Kuklick recognizes that his pioneering portrait depends on scanty materials. Despite that, he's resolutely fair to his subject.

He notes, for instance, that Fontaine's interest in African American issues revived in the early 1960s. And while he bluntly assesses Fontaine's light scholarly production, he also ascribes "more than outstanding merit" to what his imperfect subject did publish on African American culture. Similarly, he reports the great admiration still felt for Fontaine by many former students.

And so, if, as Kuklick observes, Fontaine ended up a "liberal, internationalist Cold Warrior" and inveigher "against the black power movement" for asserting "a special culture untouched by white America," he also found a home in the "intellectual forefront of the burgeoning civil rights movement" and engaged forcefully in pan-African issues.
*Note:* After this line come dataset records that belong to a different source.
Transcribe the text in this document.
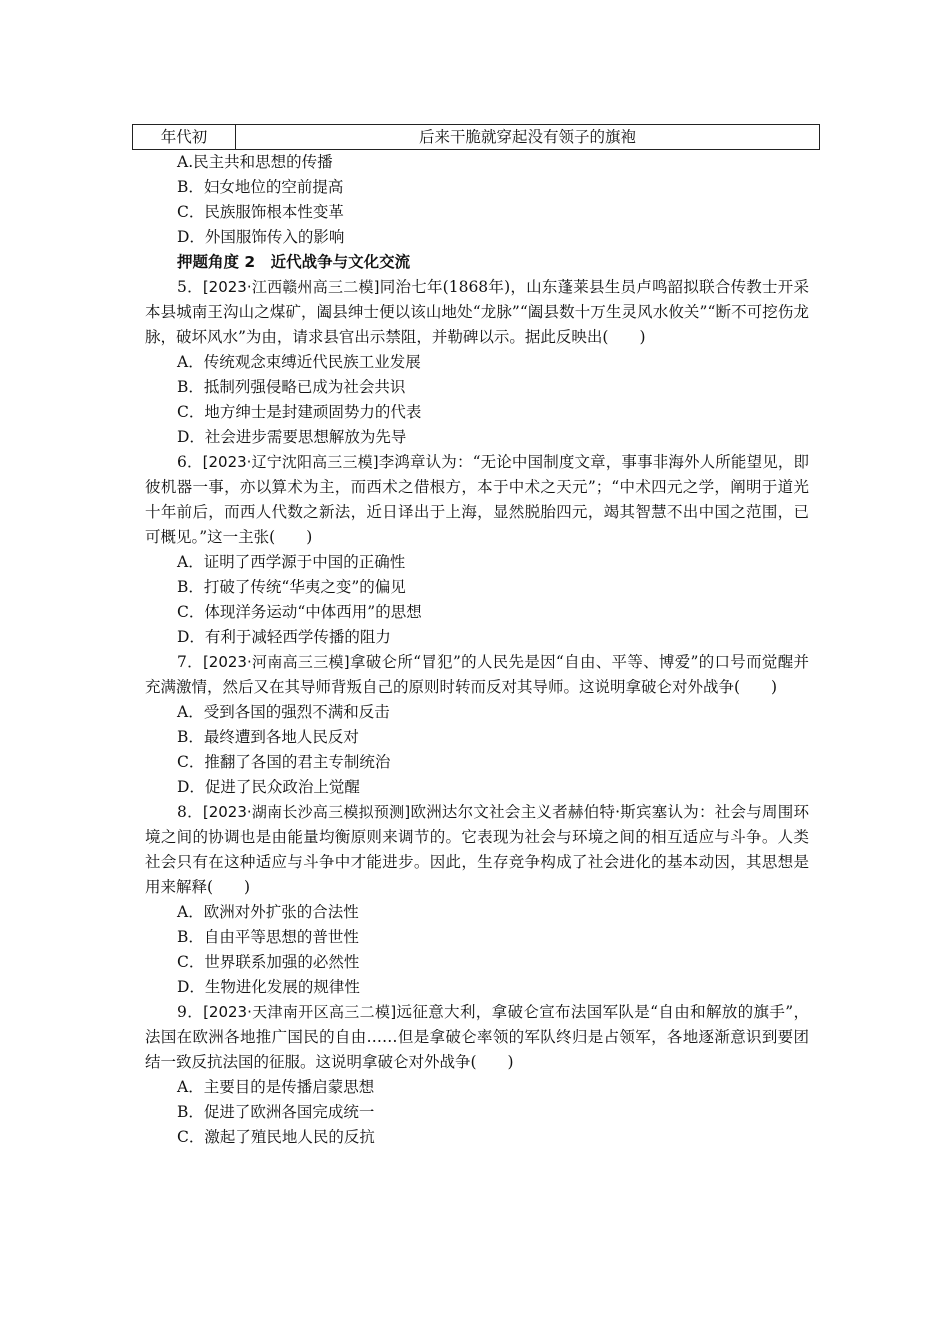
年代初	后来干脆就穿起没有领子的旗袍
A.民主共和思想的传播
B．妇女地位的空前提高
C．民族服饰根本性变革
D．外国服饰传入的影响
押题角度 2　近代战争与文化交流

5．[2023·江西赣州高三二模]同治七年(1868年)，山东蓬莱县生员卢鸣韶拟联合传教士开采本县城南王沟山之煤矿，阖县绅士便以该山地处“龙脉”“阖县数十万生灵风水攸关”“断不可挖伤龙脉，破坏风水”为由，请求县官出示禁阻，并勒碑以示。据此反映出(　　)

A．传统观念束缚近代民族工业发展
B．抵制列强侵略已成为社会共识
C．地方绅士是封建顽固势力的代表
D．社会进步需要思想解放为先导

6．[2023·辽宁沈阳高三三模]李鸿章认为：“无论中国制度文章，事事非海外人所能望见，即彼机器一事，亦以算术为主，而西术之借根方，本于中术之天元”；“中术四元之学，阐明于道光十年前后，而西人代数之新法，近日译出于上海，显然脱胎四元，竭其智慧不出中国之范围，已可概见。”这一主张(　　)

A．证明了西学源于中国的正确性
B．打破了传统“华夷之变”的偏见
C．体现洋务运动“中体西用”的思想
D．有利于减轻西学传播的阻力

7．[2023·河南高三三模]拿破仑所“冒犯”的人民先是因“自由、平等、博爱”的口号而觉醒并充满激情，然后又在其导师背叛自己的原则时转而反对其导师。这说明拿破仑对外战争(　　)

A．受到各国的强烈不满和反击
B．最终遭到各地人民反对
C．推翻了各国的君主专制统治
D．促进了民众政治上觉醒

8．[2023·湖南长沙高三模拟预测]欧洲达尔文社会主义者赫伯特·斯宾塞认为：社会与周围环境之间的协调也是由能量均衡原则来调节的。它表现为社会与环境之间的相互适应与斗争。人类社会只有在这种适应与斗争中才能进步。因此，生存竞争构成了社会进化的基本动因，其思想是用来解释(　　)

A．欧洲对外扩张的合法性
B．自由平等思想的普世性
C．世界联系加强的必然性
D．生物进化发展的规律性

9．[2023·天津南开区高三二模]远征意大利，拿破仑宣布法国军队是“自由和解放的旗手”，法国在欧洲各地推广国民的自由……但是拿破仑率领的军队终归是占领军，各地逐渐意识到要团结一致反抗法国的征服。这说明拿破仑对外战争(　　)

A．主要目的是传播启蒙思想
B．促进了欧洲各国完成统一
C．激起了殖民地人民的反抗
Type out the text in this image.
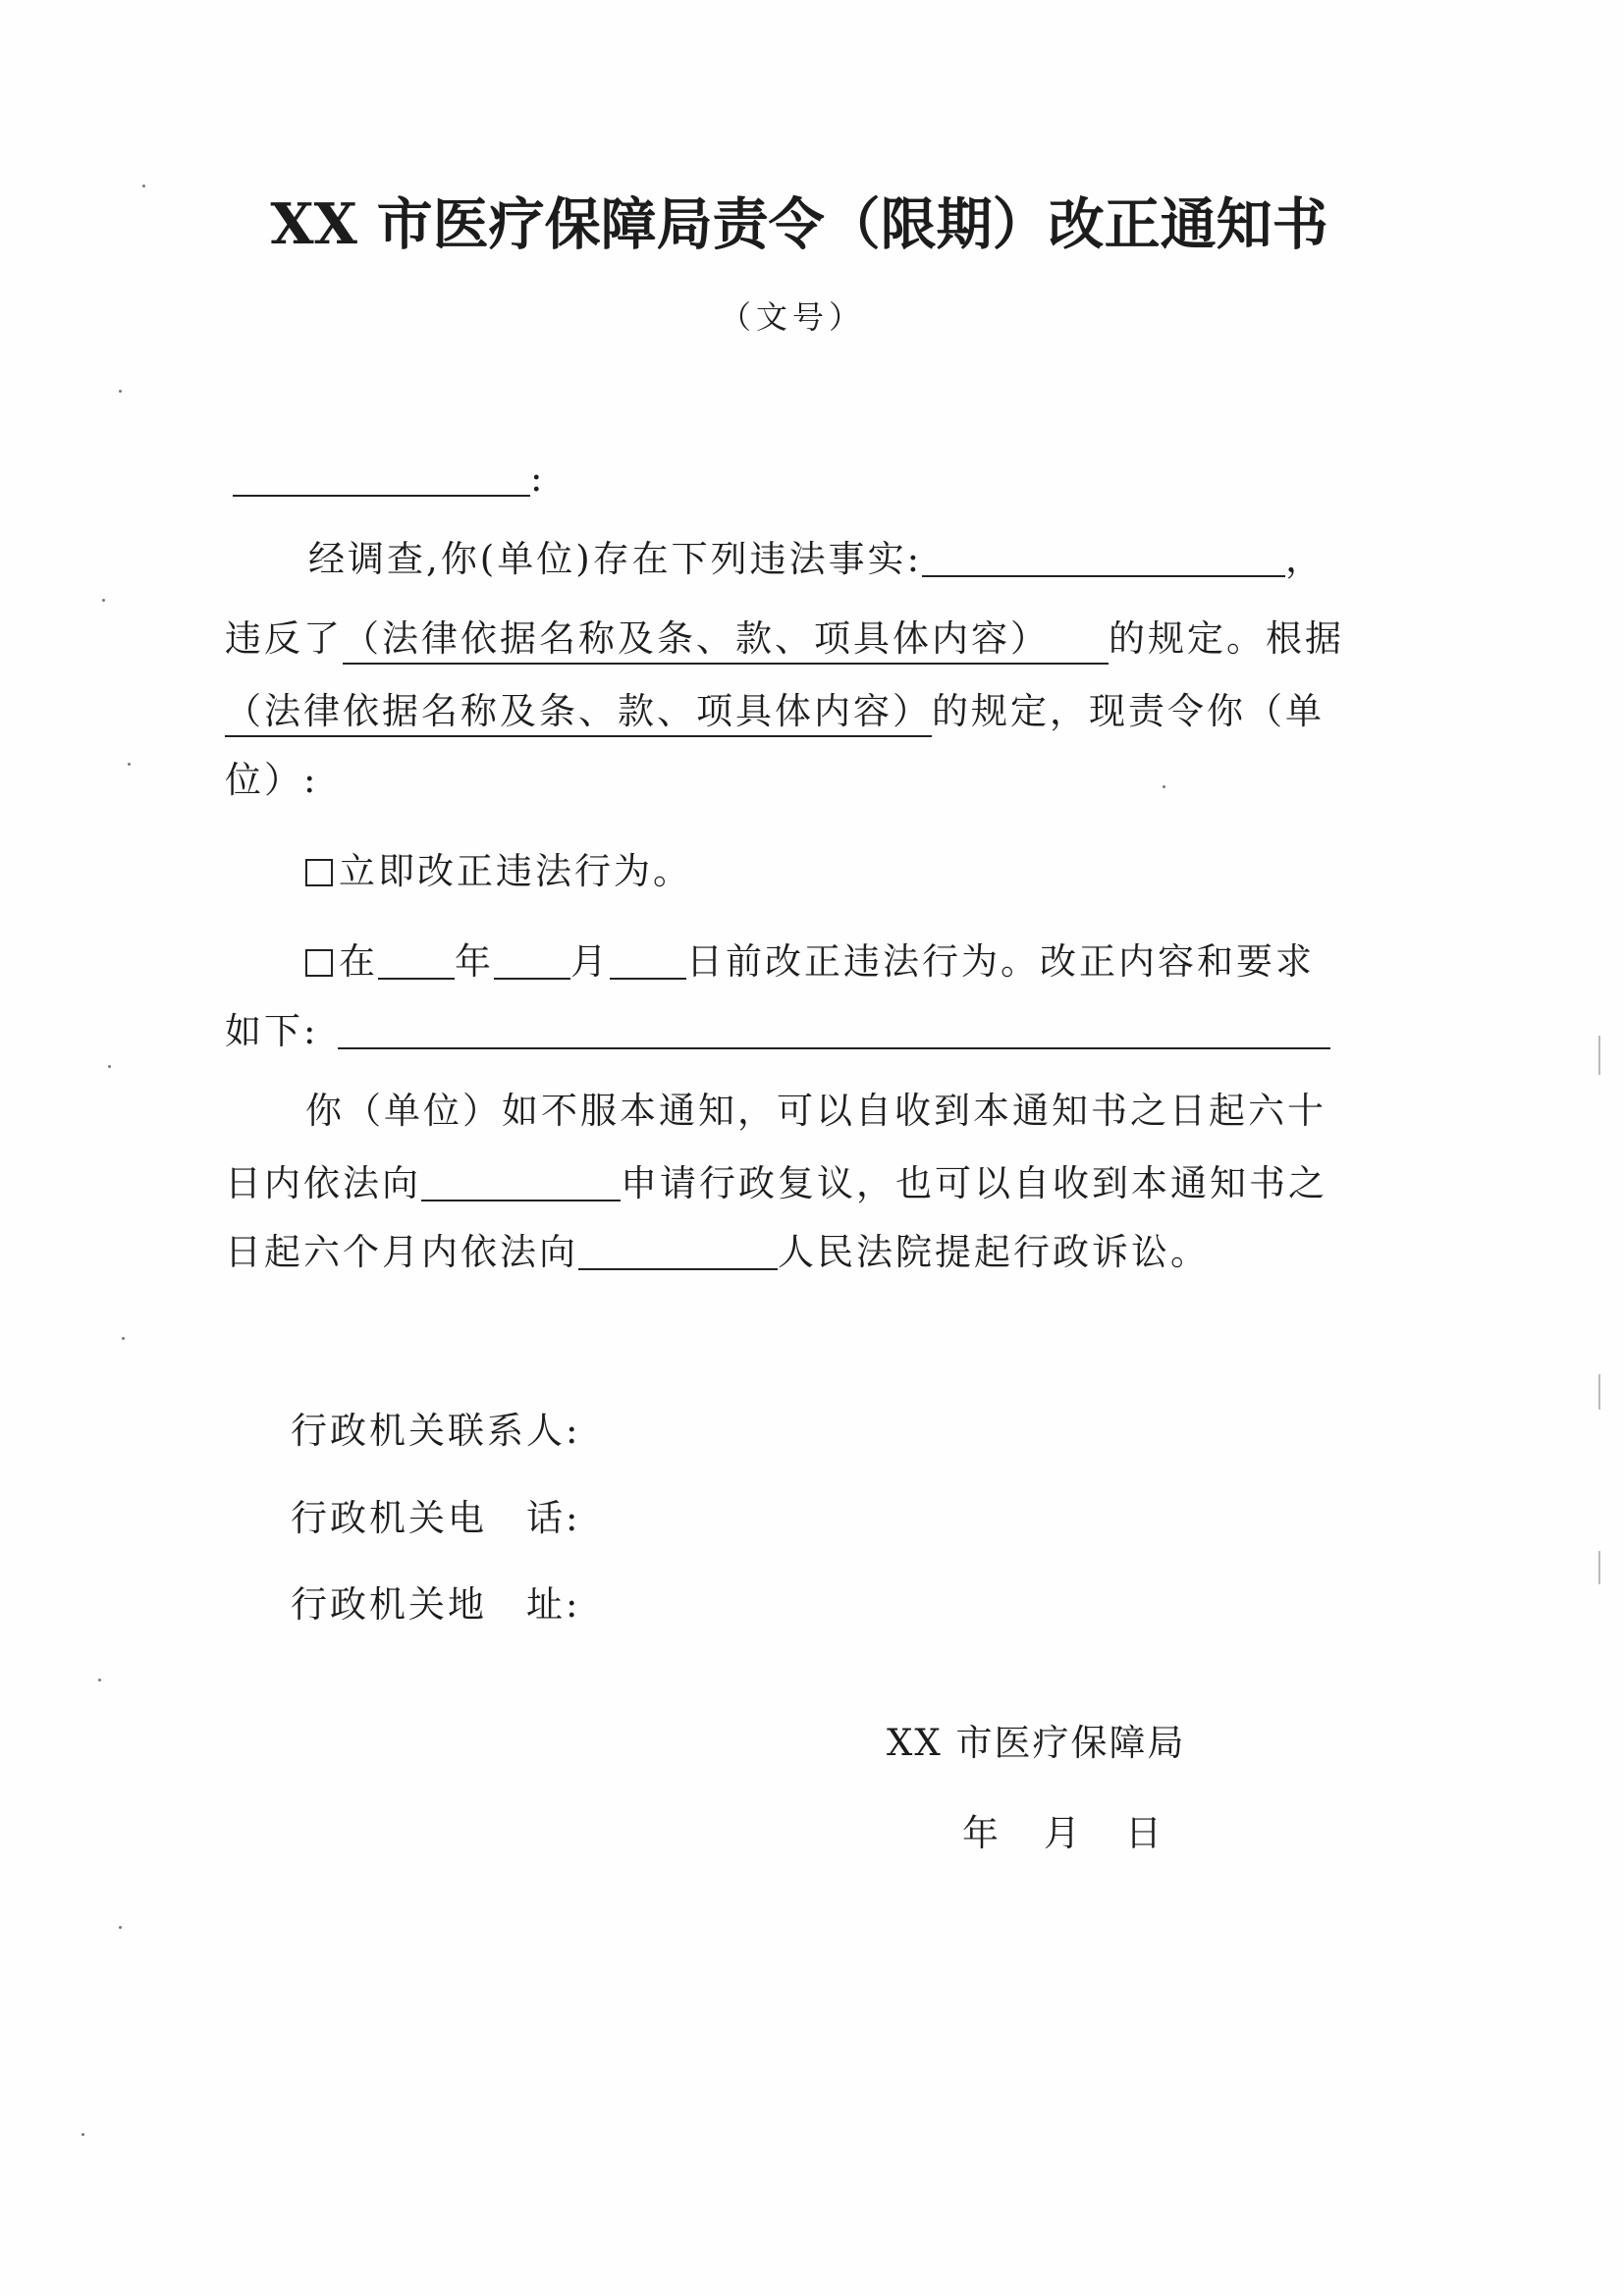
XX 市医疗保障局责令（限期）改正通知书
（文号）
:
经调查,你(单位)存在下列违法事实:	，
违反了（法律依据名称及条、款、项具体内容） 的规定。根据
（法律依据名称及条、款、项具体内容）的规定，现责令你（单
位）:
立即改正违法行为。
在 年 月 日前改正违法行为。改正内容和要求
如下:
你（单位）如不服本通知，可以自收到本通知书之日起六十
日内依法向	申请行政复议，也可以自收到本通知书之
日起六个月内依法向	人民法院提起行政诉讼。
行政机关联系人:
行政机关电　话:
行政机关地　址:
XX 市医疗保障局
年 月 日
Reflecting on Fontaine's life, Kuklick divides blame for his subject's failure to achieve great stature. Always "a bit standoffish," Fontaine struck Penn students such as future novelist John Edgar Wideman as "aloof." Fontaine's only book,

Reflections on Segregation, Desegregation, Power, and Morals

(1967), Kuklick opines, combined "long-simmering anger" and "a breakdown of control" over his material.

At the same time, Kuklick also indicts Fontaine's discipline - academic philosophy - for his truncated achievement. It had, this leading historian of the field declares, "no time for what he did well and dismissed his mainstream philosophical work."

Fontaine's "immersion in white institutions," Kuklick concludes, "came with a penalty."